Pocierałyśmy każdym możliwym palcem bądź nadgarstkiem prawie każdą stronę, by
zobaczyć jaki dany szampon, płyn do kąpieli bądź perfum ma zapach. I w końcu
trafiłyśmy na tą woń. Flakonik był fioletowy i powyginany w różne strony
świata. Już sama butelka urzekała. Zapach był bardzo kwiatowy - coś jak frezja.
Cena była ... wysoka jak na 15 ml. Nie
wiem dlaczego ich nie kupiłam... Może byłam głupia, czy coś. W każdym razie perfumy Cacharel Amor Amor zdecydowanie mnie urzekły.
Teraz,
w moich dłoniach był spory zapas tych ślicznych flakoników. Nie wiem jak to
Rosie zrobiła, ale byłam jej bardzo wdzięczna!
Na
samym dnie torebki prezentowej była koperta. Odręcznie, wręcz wykaligrafowane
było "Dla Belli" Otworzyłam zaciekawiona, w środku była karta
- wielkości dowodu bądź karty do bankomatu. Była też takiej samej struktury - śliska plakietka. Było na niej
napisane :
Zaczęłam
się śmiać z ostatniego zdania, a dokładniej z dopisku i dodatkowego
kruczka.
Rzuciłam się na Rosie wcześniej
odkładając prezenty. Pod wpływem praw fizyki blondynka upadła a ja na nią
śmiejąc się z siebie jak głupie. Wstałyśmy i uściskałam ją ponownie po czym
dałam jej buziaka w policzek.
- Dziękuje ! Dziękuje ! Dziękuje ! -
krzyczałam wtulając się w nią ponownie. Ona tylko odwzajemniała uścisk śmiejąc
się ze mnie serdecznie.
- Ta bielizna jest specjalnie dla
przyjemności Edwarda, uwierz mi - nie miał żadnej dziwki w swoim łóżku odkąd
się tu wprowadziłaś - powiedziała mi do ucha tak, bym tylko ja usłyszała.

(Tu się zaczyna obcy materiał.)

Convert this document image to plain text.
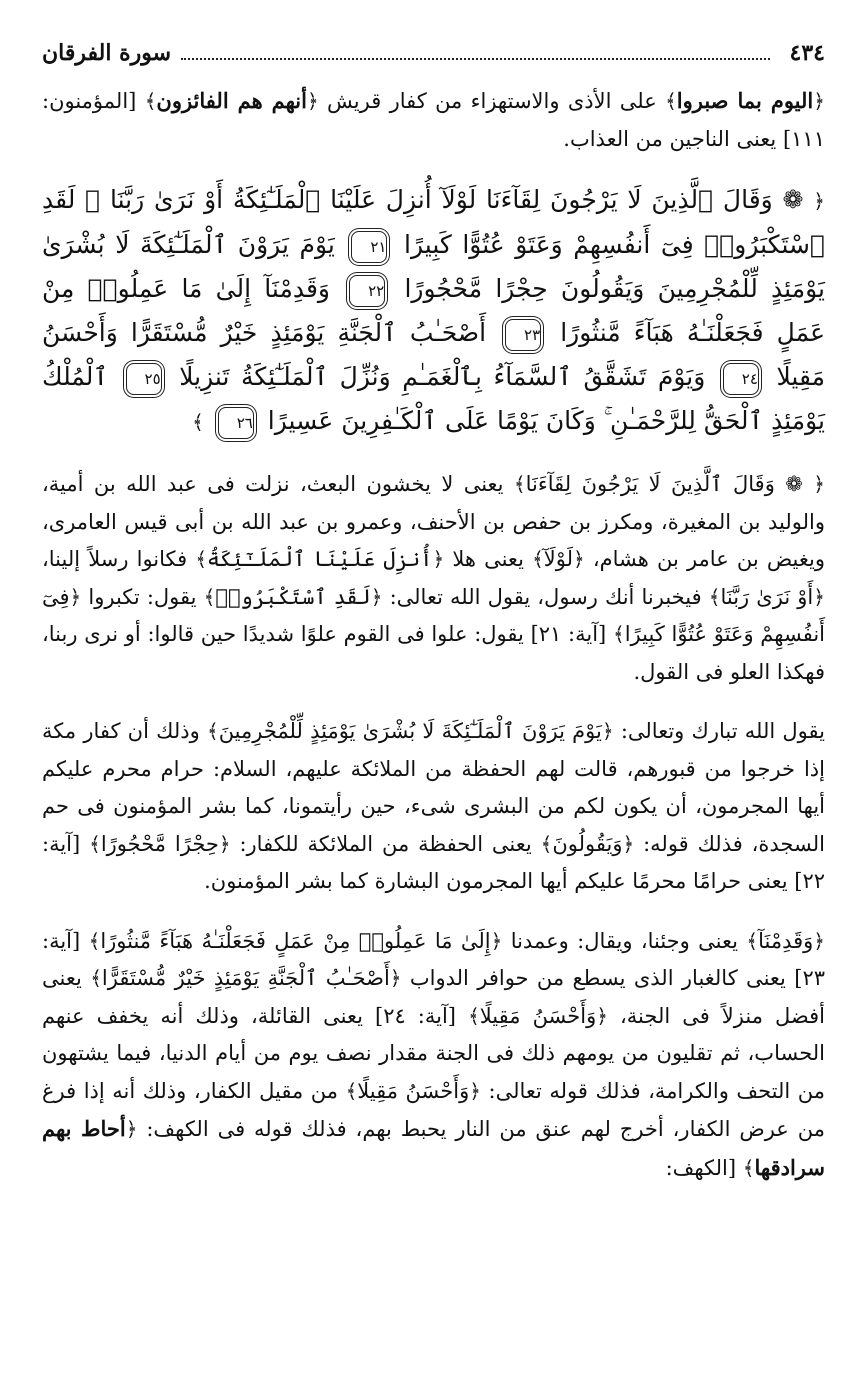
٤٣٤
سورة الفرقان

﴿اليوم بما صبروا﴾ على الأذى والاستهزاء من كفار قريش ﴿أنهم هم الفائزون﴾ [المؤمنون: ١١١] يعنى الناجين من العذاب.

﴿ ❁ وَقَالَ ٱلَّذِينَ لَا يَرْجُونَ لِقَآءَنَا لَوْلَآ أُنزِلَ عَلَيْنَا ٱلْمَلَـٰٓئِكَةُ أَوْ نَرَىٰ رَبَّنَا ۗ لَقَدِ ٱسْتَكْبَرُوا۟ فِىٓ أَنفُسِهِمْ وَعَتَوْ عُتُوًّا كَبِيرًا ٢١ يَوْمَ يَرَوْنَ ٱلْمَلَـٰٓئِكَةَ لَا بُشْرَىٰ يَوْمَئِذٍ لِّلْمُجْرِمِينَ وَيَقُولُونَ حِجْرًا مَّحْجُورًا ٢٢ وَقَدِمْنَآ إِلَىٰ مَا عَمِلُوا۟ مِنْ عَمَلٍ فَجَعَلْنَـٰهُ هَبَآءً مَّنثُورًا ٢٣ أَصْحَـٰبُ ٱلْجَنَّةِ يَوْمَئِذٍ خَيْرٌ مُّسْتَقَرًّا وَأَحْسَنُ مَقِيلًا ٢٤ وَيَوْمَ تَشَقَّقُ ٱلسَّمَآءُ بِٱلْغَمَـٰمِ وَنُزِّلَ ٱلْمَلَـٰٓئِكَةُ تَنزِيلًا ٢٥ ٱلْمُلْكُ يَوْمَئِذٍ ٱلْحَقُّ لِلرَّحْمَـٰنِ ۚ وَكَانَ يَوْمًا عَلَى ٱلْكَـٰفِرِينَ عَسِيرًا ٢٦ ﴾

﴿ ❁ وَقَالَ ٱلَّذِينَ لَا يَرْجُونَ لِقَآءَنَا﴾ يعنى لا يخشون البعث، نزلت فى عبد الله بن أمية، والوليد بن المغيرة، ومكرز بن حفص بن الأحنف، وعمرو بن عبد الله بن أبى قيس العامرى، ويغيض بن عامر بن هشام، ﴿لَوْلَآ﴾ يعنى هلا ﴿أُنزِلَ عَلَيْنَا ٱلْمَلَـٰٓئِكَةُ﴾ فكانوا رسلاً إلينا، ﴿أَوْ نَرَىٰ رَبَّنَا﴾ فيخبرنا أنك رسول، يقول الله تعالى: ﴿لَقَدِ ٱسْتَكْبَرُوا۟﴾ يقول: تكبروا ﴿فِىٓ أَنفُسِهِمْ وَعَتَوْ عُتُوًّا كَبِيرًا﴾ [آية: ٢١] يقول: علوا فى القوم علوًا شديدًا حين قالوا: أو نرى ربنا، فهكذا العلو فى القول.

يقول الله تبارك وتعالى: ﴿يَوْمَ يَرَوْنَ ٱلْمَلَـٰٓئِكَةَ لَا بُشْرَىٰ يَوْمَئِذٍ لِّلْمُجْرِمِينَ﴾ وذلك أن كفار مكة إذا خرجوا من قبورهم، قالت لهم الحفظة من الملائكة عليهم، السلام: حرام محرم عليكم أيها المجرمون، أن يكون لكم من البشرى شىء، حين رأيتمونا، كما بشر المؤمنون فى حم السجدة، فذلك قوله: ﴿وَيَقُولُونَ﴾ يعنى الحفظة من الملائكة للكفار: ﴿حِجْرًا مَّحْجُورًا﴾ [آية: ٢٢] يعنى حرامًا محرمًا عليكم أيها المجرمون البشارة كما بشر المؤمنون.

﴿وَقَدِمْنَآ﴾ يعنى وجئنا، ويقال: وعمدنا ﴿إِلَىٰ مَا عَمِلُوا۟ مِنْ عَمَلٍ فَجَعَلْنَـٰهُ هَبَآءً مَّنثُورًا﴾ [آية: ٢٣] يعنى كالغبار الذى يسطع من حوافر الدواب ﴿أَصْحَـٰبُ ٱلْجَنَّةِ يَوْمَئِذٍ خَيْرٌ مُّسْتَقَرًّا﴾ يعنى أفضل منزلاً فى الجنة، ﴿وَأَحْسَنُ مَقِيلًا﴾ [آية: ٢٤] يعنى القائلة، وذلك أنه يخفف عنهم الحساب، ثم تقليون من يومهم ذلك فى الجنة مقدار نصف يوم من أيام الدنيا، فيما يشتهون من التحف والكرامة، فذلك قوله تعالى: ﴿وَأَحْسَنُ مَقِيلًا﴾ من مقيل الكفار، وذلك أنه إذا فرغ من عرض الكفار، أخرج لهم عنق من النار يحبط بهم، فذلك قوله فى الكهف: ﴿أحاط بهم سرادقها﴾ [الكهف:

- Ale ja nie ... - zaczęłam, ale mi
przerwała.
- Wiem swoje. - zakończyła krótko.
- Och Rosie, Rosie...
- Wiem swoje - powtórzyła ponownie, a
ja tylko wzruszyłam ramionami zamykając oczy i wtulając się mocniej w
przyjaciółkę wyszeptałam jej cichutko do ucha :
- Dziękuje.
Ona tylko mocniej mnie uściskała. Nie
zwracając uwagi na innych wciąż trwałyśmy w objęciach.
- Dosyć tych czułości! Teraz nasz
prezent - powiedział podniecony jak mała dziewczynka Jasper. Oderwałyśmy się od
siebie patrząc na niego z podniesionymi brwiami. - No co ?

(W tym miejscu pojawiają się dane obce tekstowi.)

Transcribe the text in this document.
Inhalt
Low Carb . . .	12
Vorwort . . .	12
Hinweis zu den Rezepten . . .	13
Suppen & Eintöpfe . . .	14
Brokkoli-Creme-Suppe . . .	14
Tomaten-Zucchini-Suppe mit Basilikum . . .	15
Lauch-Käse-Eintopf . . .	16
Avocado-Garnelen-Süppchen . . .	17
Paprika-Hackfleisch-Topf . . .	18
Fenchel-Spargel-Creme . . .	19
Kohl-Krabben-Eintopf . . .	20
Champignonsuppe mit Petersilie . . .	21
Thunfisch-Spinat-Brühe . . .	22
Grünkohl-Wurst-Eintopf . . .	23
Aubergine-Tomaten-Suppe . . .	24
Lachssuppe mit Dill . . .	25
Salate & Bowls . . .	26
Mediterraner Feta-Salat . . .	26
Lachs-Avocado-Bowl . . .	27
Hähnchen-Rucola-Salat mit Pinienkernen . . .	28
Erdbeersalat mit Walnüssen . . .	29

- Nic Jazzy, nic. - westchnęłam
sięgając po biały pakunek cały oblepiony w literki układające się w słowa Od
Jaspera . Odpakowałam powoli paczuszkę czym doprowadziłam Jaspera do szału.
Gdy w końcu skończyłam moim oczom ukazało się czarna satynowe pudełeczko -
czyżby od jubilera? Spojrzałam pytająco na blondyna a ten tylko puścił mi
oczko. Podniosłam wieczko a moim oczom ukazał się piękny złoty zegarek! Zwykły, prosty, całkowicie w moim stylu. Uniosłam
zegarek z delikatnej poduszeczki by zauważyć, że z tyłu na tarczy zegara był
wygrawerowany napis : Dla Belli od Jaspera, Edwarda, Emmetta i Carlisle'a!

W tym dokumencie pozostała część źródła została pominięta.